Even Boeing now admits the 787 Deamliner’s mechanical snafus are more than just bad publicity. Japan Airlines, a staunch Boeing loyalist, yesterday signed a $9.5 billion (list price) deal for 31 wide-body Airbus A350 jets. Also on the table is the option for another 25 A350s.

This was a tough and gutsy call by JAL, considering that Japan has a thriving aerospace industry built on being subcontractors for Boeing. One third of the 787 is built in Japan.

For Airbus, it was their largest order for the A350 this year and the largest ever from a Japanese airline.

And it’s not over. JAL’s rival, All Nippon Airways, also is in the market for about 25 new long-haul aircraft to replace its Boeing 777s. On the table for consideration is Boeing’s 777X. But will the Land of the Rising Sun become the Land of Rising Airbus aircraft?

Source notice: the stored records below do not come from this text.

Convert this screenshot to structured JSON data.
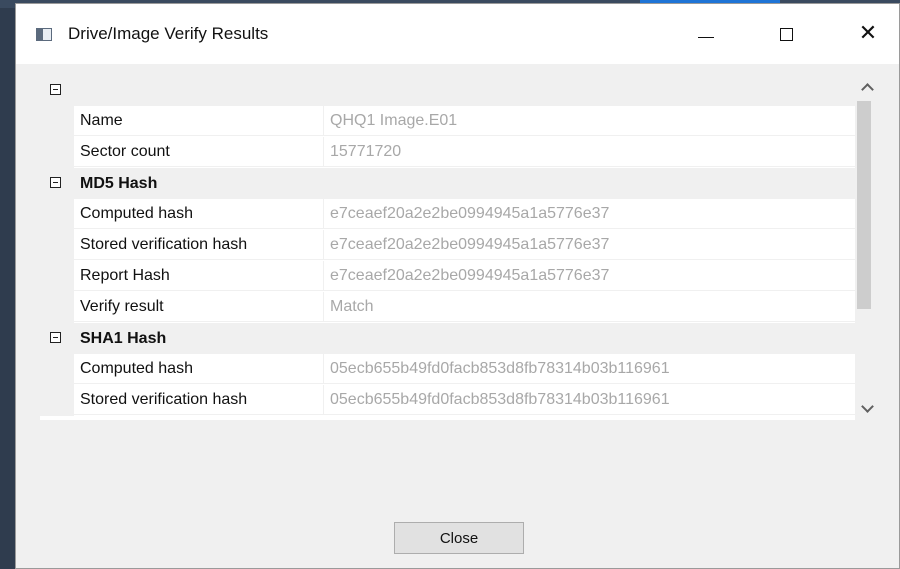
{
  "window": {
    "title": "Drive/Image Verify Results",
    "icon": "window-app-icon",
    "controls": {
      "minimize": "—",
      "maximize": "☐",
      "close": "✕"
    }
  },
  "grid": {
    "top_category": {
      "label": ""
    },
    "top_items": [
      {
        "name": "Name",
        "value": "QHQ1 Image.E01"
      },
      {
        "name": "Sector count",
        "value": "15771720"
      }
    ],
    "md5": {
      "label": "MD5 Hash",
      "items": [
        {
          "name": "Computed hash",
          "value": "e7ceaef20a2e2be0994945a1a5776e37"
        },
        {
          "name": "Stored verification hash",
          "value": "e7ceaef20a2e2be0994945a1a5776e37"
        },
        {
          "name": "Report Hash",
          "value": "e7ceaef20a2e2be0994945a1a5776e37"
        },
        {
          "name": "Verify result",
          "value": "Match"
        }
      ]
    },
    "sha1": {
      "label": "SHA1 Hash",
      "items": [
        {
          "name": "Computed hash",
          "value": "05ecb655b49fd0facb853d8fb78314b03b116961"
        },
        {
          "name": "Stored verification hash",
          "value": "05ecb655b49fd0facb853d8fb78314b03b116961"
        }
      ]
    }
  },
  "footer": {
    "close_label": "Close"
  }
}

Boeing’s market share in Japan has been around 80 percent, a level that’s been maintained mostly because of links between parts suppliers and cozy politicians. The company dates back to the post-war building of Japan.

ANA was the first to fly the Dreamliner and one of the airlines most affected by its long delivery delays.

Analysts, and Boeing themselves, suggest a price has been paid for the “troubled debut of its 787 Dreamliner,” Reuters reports.

“This is a huge win for Airbus and a big loss for Boeing,” an aerospace analyst based in Seattle told Reuters. “Airbus has been trying to break the wide-body monopoly of Boeing for decades and likewise Boeing has been wanting to keep Airbus out of JAL and ANA.”

The JAL fleet should see the first arrivals of the new, 250-to-350-passenger A350s next year, but suggest it will not be until 2019 when they “start using the plane.”

News of the JAL purchase was announced at a gathering of aviation financers in Spain. “It’s a heartbreak,” Kostya Zolotusky, managing director of Boeing Capital Corp, told the gathering. “We recognize that we made it very challenging for them in introducing 787 and will work to correct that,” he said.

Reuters also report that the “French Foreign Minister Laurent Fabius said significant European diplomatic efforts had gone into winning the deal.”

Regarding the $9.5 billion list-price deal, “industry analysts said it would be typical to secure generous discounts in such a groundbreaking deal.”

“This is seriously bad for Boeing. They need to do a little soul searching,” Richard Aboulafia, an airline analyst with the Virginia-based Teal Group, told Reuters. The 787 problems “inevitably led to doubts about execution, resources and time”.

The Tarmac’s View:  It’s hard to believe that JAL’s Airbus order is a direct result of the Dreamliner’s “teething Problems.” More likely it was an opening for JAL to loosen a knot with Japan’s Boeing-based aerospace industry and seek competitive pricing by playing Airbus against Boeing. And perhaps more importantly, JAL struck back at political leaders who recently awarded ANA more gates at Haneda airport.